The European General Court (EGC) on Wednesday rejected the appeal made by the “Foundation for the Protection of the Traditional Cheese of Cyprus named Halloumi” against the EU Intellectual Property Office (EUIPO) for trademark infringement regarding a Greek product called “Halloumi/Vermion grill cheese,” which obtained trademark registration in June 2015.
The EGC ruled that there was no risk of confusion between the Greek product and the Cypriot traditional Halloumi cheese, for which the foundation owns an EU collective trademark.
“The EGC led a comprehensive assessment on the risk of confusion between the two products, which presupposes that both goods can be found identical or similar by buyers,” an official statement released after the ruling said.

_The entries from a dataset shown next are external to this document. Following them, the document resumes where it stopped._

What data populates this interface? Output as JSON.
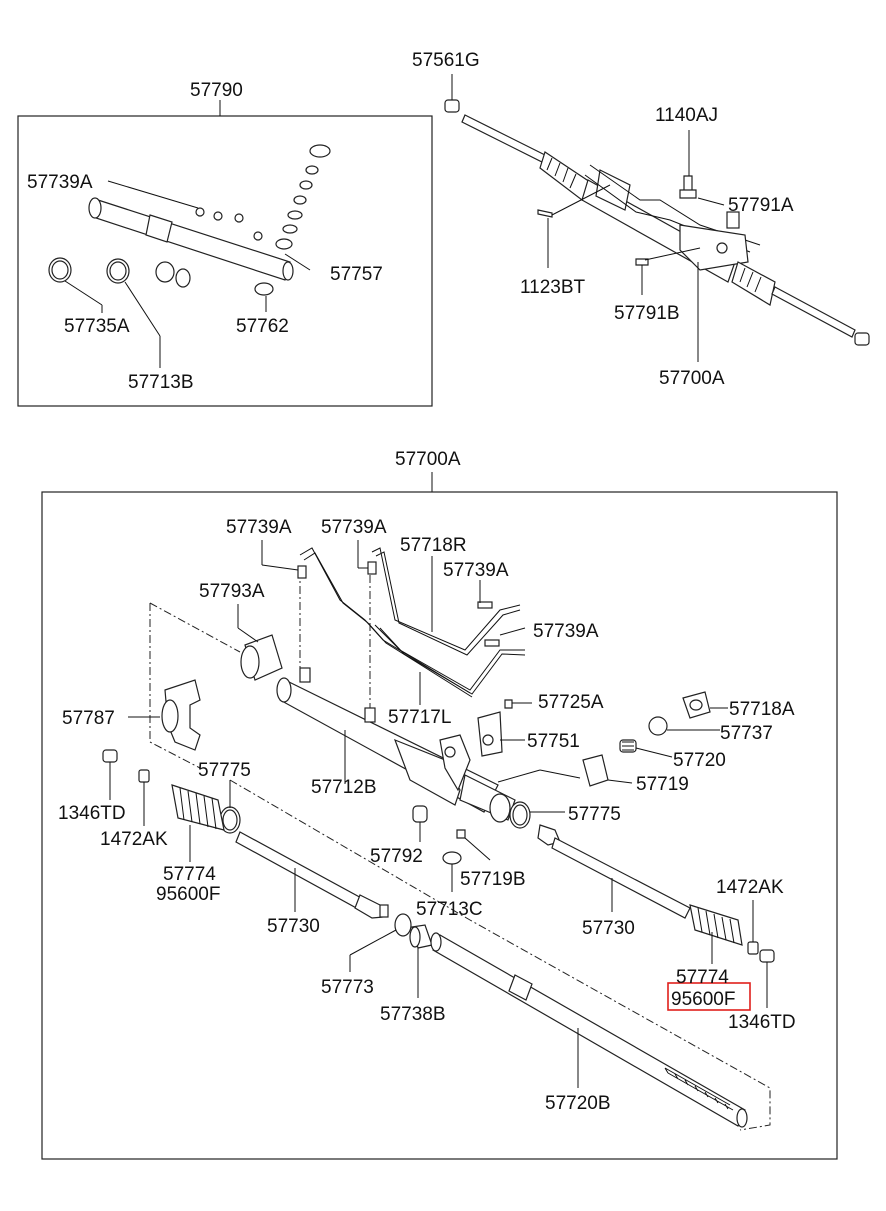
{
  "labels": {
    "top_kit": "57790",
    "k_57739A": "57739A",
    "k_57757": "57757",
    "k_57735A": "57735A",
    "k_57762": "57762",
    "k_57713B": "57713B",
    "a_57561G": "57561G",
    "a_1140AJ": "1140AJ",
    "a_57791A": "57791A",
    "a_1123BT": "1123BT",
    "a_57791B": "57791B",
    "a_57700A": "57700A",
    "main_57700A": "57700A",
    "m_57739A_1": "57739A",
    "m_57739A_2": "57739A",
    "m_57718R": "57718R",
    "m_57739A_3": "57739A",
    "m_57793A": "57793A",
    "m_57739A_4": "57739A",
    "m_57725A": "57725A",
    "m_57717L": "57717L",
    "m_57718A": "57718A",
    "m_57787": "57787",
    "m_57737": "57737",
    "m_57751": "57751",
    "m_57720": "57720",
    "m_57775_1": "57775",
    "m_57719": "57719",
    "m_57712B": "57712B",
    "m_1346TD_1": "1346TD",
    "m_57775_2": "57775",
    "m_1472AK_1": "1472AK",
    "m_57792": "57792",
    "m_57774_1": "57774",
    "m_95600F_1": "95600F",
    "m_57719B": "57719B",
    "m_1472AK_2": "1472AK",
    "m_57713C": "57713C",
    "m_57730_1": "57730",
    "m_57730_2": "57730",
    "m_57774_2": "57774",
    "m_95600F_2": "95600F",
    "m_57773": "57773",
    "m_57738B": "57738B",
    "m_1346TD_2": "1346TD",
    "m_57720B": "57720B"
  }
}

“After comparing the products, it was found that the is no likelihood of confusion between the two.”
The EGC in its ruling also added that the small degree of similarity between the cheeses, most importantly the use of the word “halloumi”, is not likely to contribute to the existence of a risk of confusion and that the buyers’ attention is more likely to be drawn to the differences between them, like the name “Vermion” found on the Greek product.
“Therefore, the element of confusion between the two products is merely verbal and does not constitute a trademark infringement,” the EGC said.
The collective wordmark “Halloumi” was registered on 14 July 2000 and remains in force across the EU, including the UK.
Under the collective community mark, halloumi is produced only in Cyprus with certain ingredients and production methods. The UK’s secession deal also provides for the collective wordmark to be applied in the UK after Brexit.